The Black Health and the Humanities Network is now hosted by the Institute for Medical Humanities at Durham University.
The Wellcome Trust-funded network is a community of scholars from a range of disciplinary and institutional backgrounds, whose research is broadly situated in the field of Black health. The network was born of a critical call to address issues related to racism in healthcare, particularly in the wake of the Covid-19 pandemic and Black Lives Matter movement which surfaced the urgency of attending to the disproportionate impact of healthcare crises and asymmetrical affordances of care in marginalised communities.
Originally led by Principal Investigator, Dr Josie Gill, and Research Associate, Dr Amber Lascelles, based at the University of Bristol’s Centre for Black Humanities, the network will now be led by Dr Arya Thampuran, Assistant Professor at the Institute for Medical Humanities, Durham and Co-PI, Dr Shelda-Jane Smith, Lecturer in Human Geography at the University of Liverpool.
From October 2020-September 2022, the network ran a training programme for its members. The programme offered a series of virtual workshops led by artists and activists, deploying formats as diverse as creative writing exercises to archival work to critically interrogate how institutional and creative practices mediate ecologies of healthcare in Britain. At its core, the network created a supportive space for expressing and addressing critical issues that confront us as researchers in the medical humanities, and in our communities – from mental and sexual health, to the climate crisis and environmental racism. What emerged was vital connections that exceeded academic collaborations, during what was often an isolating experience of researching and living through the pandemic.
Now hosted at IMH, the network will continue to be member-led and is committed to supporting the needs of members identified through the training programme, providing research support, mentorship, and an outlet for creative productions. This institutional transfer offers exciting prospects for expanding the interdisciplinary partnerships that have proven invaluable in the last year, with the infrastructural support to build upon the network’s legacy as it develops beyond this academic year.
Durham’s leadership in the Northern Network for Medical Humanities Research and its existing research communities, such as the Neurodivergent Humanities Network, can valuably bridge further cross-institutional and cross-disciplinary dialogue. There is much scope for collaborative conferences, reading groups, and publications that draw on the wide-ranging skills and interests across these scholarly communities. The network will also facilitate regular work-in-progress forums for existing members to meet their research and career support needs. In the longer-term, there is a view towards extending the membership model and incorporating a mentorship programme for precarious scholars in the field.

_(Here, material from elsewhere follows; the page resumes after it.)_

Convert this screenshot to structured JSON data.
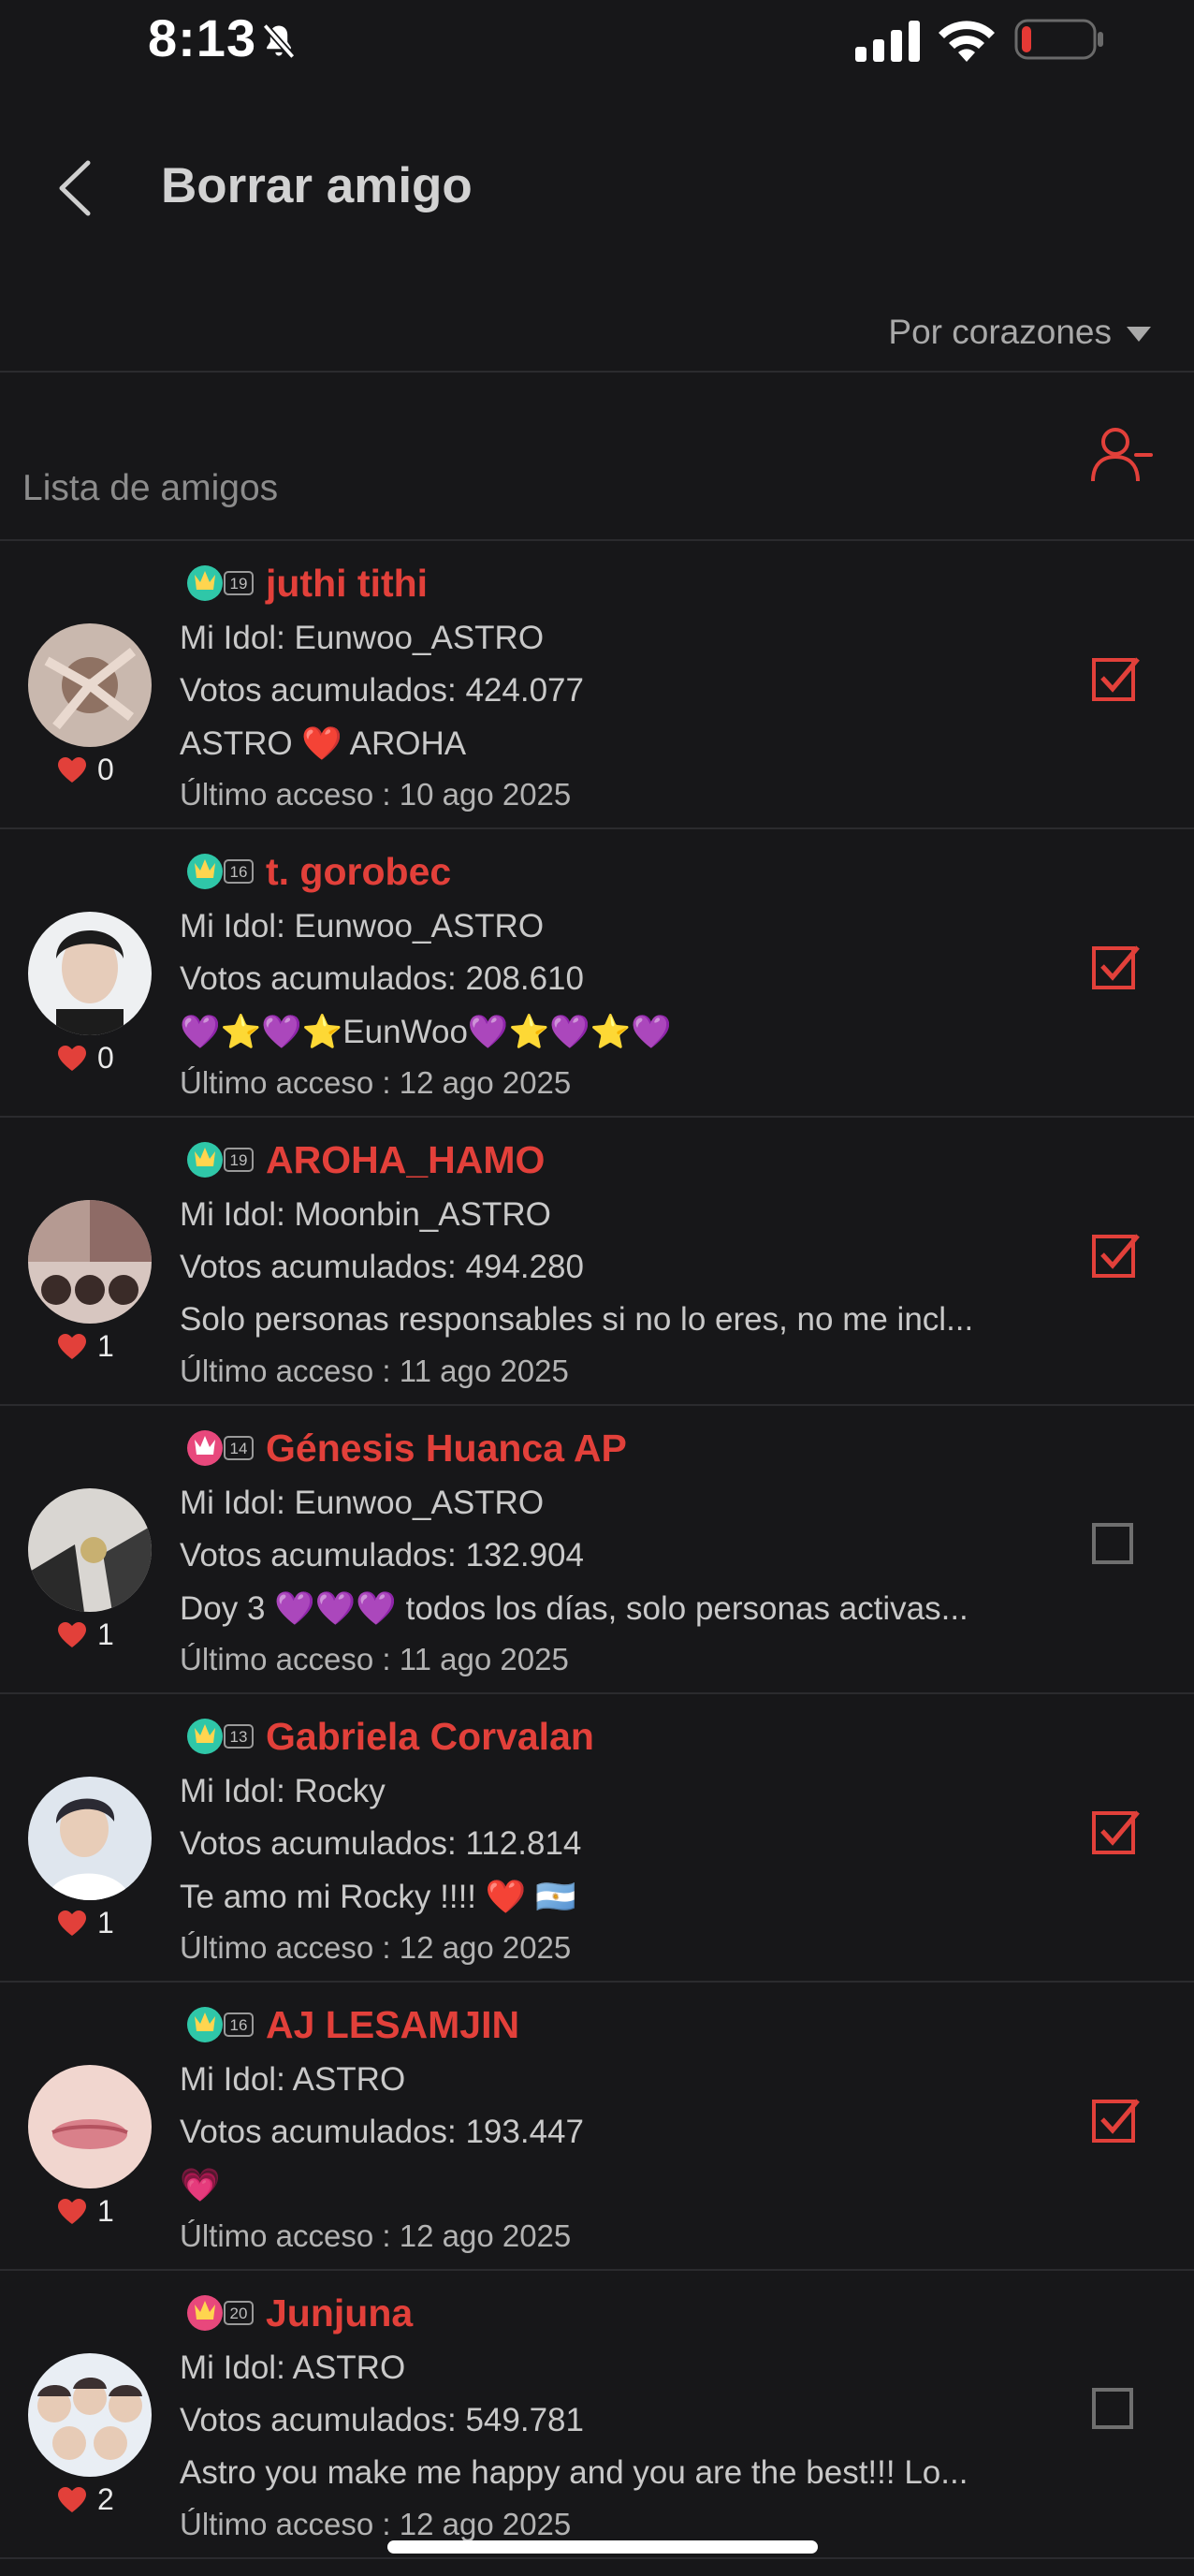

Through the research activities planned for this year, Arya and Shelda are aiming to develop a best practice methodology document which will outline principles for engaging with sensitive material informed by the network’s facilitation of research activities, and that can, in turn, shape pedagogical practice within and beyond academic spaces.
Prof Angela Woods, IMH Director said:
"We are delighted to welcome Arya to IMH in her new role as Black Health and Humanities Network Co-Lead. It will be a privilege to support Arya and Shelda in taking forward the important work started by Josie and Amber at Bristol, and through this for us as an Institute to identify new directions for and new practices within medical humanities research."